Nous sommes à un tournant, et l’entreprise devra emprunter les bifurcations auxquelles invite ou que dicte ce tournant. Notre business model devra évoluer, c’est-à-dire s’adapter, mais en ambitionnant d’être davantage un acteur qu’un suiveur de cette transformation sociétale et même civilisationnelle. Ces inflexions concerneront, à différents niveaux, notre stratégie, notre management, notre organisation. Et nos choix d’investissements. À ce titre, les moyens financiers et humains que nous avons décidé de consacrer, depuis l’automne dernier, à la transition énergétique, en sont l’illustration.

Le moment n’est-il pas venu de changer radicalement de modèle ?

L’économie a toujours fait et fait encore sens. Mais quelle économie en effet ? L’économie de marché s’exprime de bien des façons, et nombre d’entre elles conjuguent efficacités économique, financière, sociale, environnementale. N’est-ce pas le cas, par exemple, de la filière bio ? Le sens que l’on confère à l’économie ne pourra faire l’économie d’un strict ajustement de nos comportements « réels » sur nos aspirations.
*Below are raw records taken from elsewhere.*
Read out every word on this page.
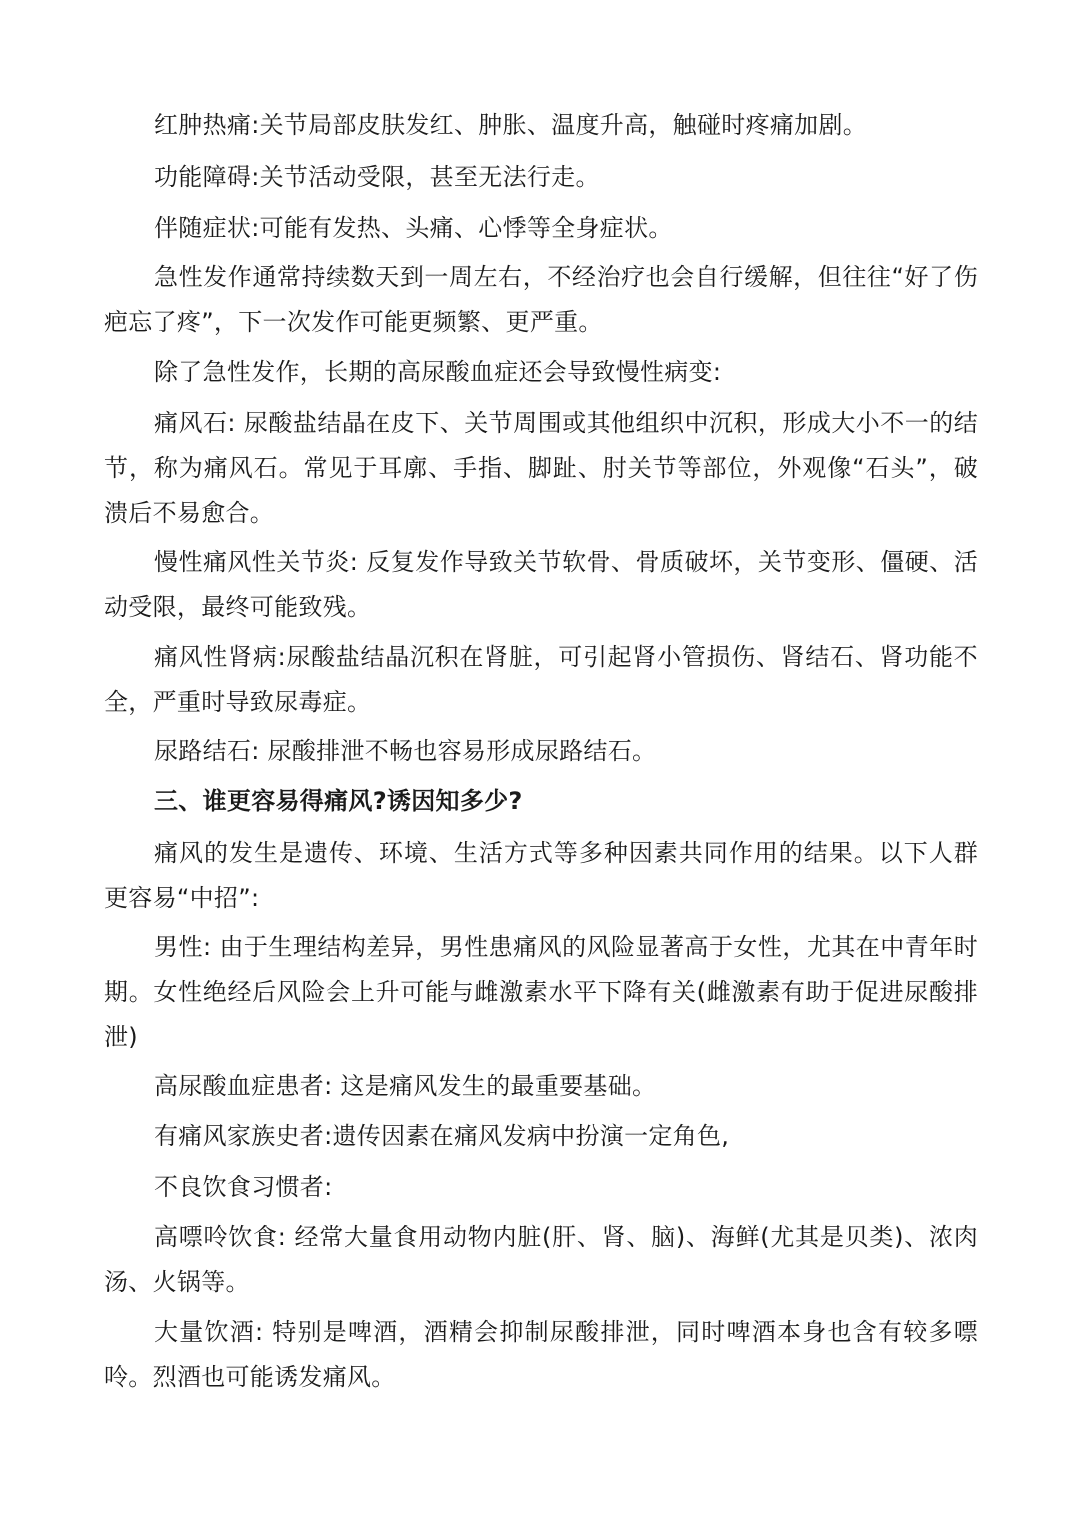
红肿热痛:关节局部皮肤发红、肿胀、温度升高，触碰时疼痛加剧。

功能障碍:关节活动受限，甚至无法行走。

伴随症状:可能有发热、头痛、心悸等全身症状。

急性发作通常持续数天到一周左右，不经治疗也会自行缓解，但往往“好了伤疤忘了疼”，下一次发作可能更频繁、更严重。

除了急性发作，长期的高尿酸血症还会导致慢性病变:

痛风石: 尿酸盐结晶在皮下、关节周围或其他组织中沉积，形成大小不一的结节，称为痛风石。常见于耳廓、手指、脚趾、肘关节等部位，外观像“石头”，破溃后不易愈合。

慢性痛风性关节炎: 反复发作导致关节软骨、骨质破坏，关节变形、僵硬、活动受限，最终可能致残。

痛风性肾病:尿酸盐结晶沉积在肾脏，可引起肾小管损伤、肾结石、肾功能不全，严重时导致尿毒症。

尿路结石: 尿酸排泄不畅也容易形成尿路结石。

三、谁更容易得痛风?诱因知多少?

痛风的发生是遗传、环境、生活方式等多种因素共同作用的结果。以下人群更容易“中招”:

男性: 由于生理结构差异，男性患痛风的风险显著高于女性，尤其在中青年时期。女性绝经后风险会上升可能与雌激素水平下降有关(雌激素有助于促进尿酸排泄)

高尿酸血症患者: 这是痛风发生的最重要基础。

有痛风家族史者:遗传因素在痛风发病中扮演一定角色,

不良饮食习惯者:

高嘌呤饮食: 经常大量食用动物内脏(肝、肾、脑)、海鲜(尤其是贝类)、浓肉汤、火锅等。

大量饮酒: 特别是啤酒，酒精会抑制尿酸排泄，同时啤酒本身也含有较多嘌呤。烈酒也可能诱发痛风。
Que voulons-nous vraiment ? Et à cette fin, que sommes-nous prêts à faire vraiment ? Une fois qu’individuellement, et bien sûr collectivement, nous aurons apporté une réponse claire, alors nous pourrons donner à l’économie un sens inédit.

 

Daniel Karyotis, Directeur Général de la Banque Populaire Auvergne Rhône Alpes (BPAURA)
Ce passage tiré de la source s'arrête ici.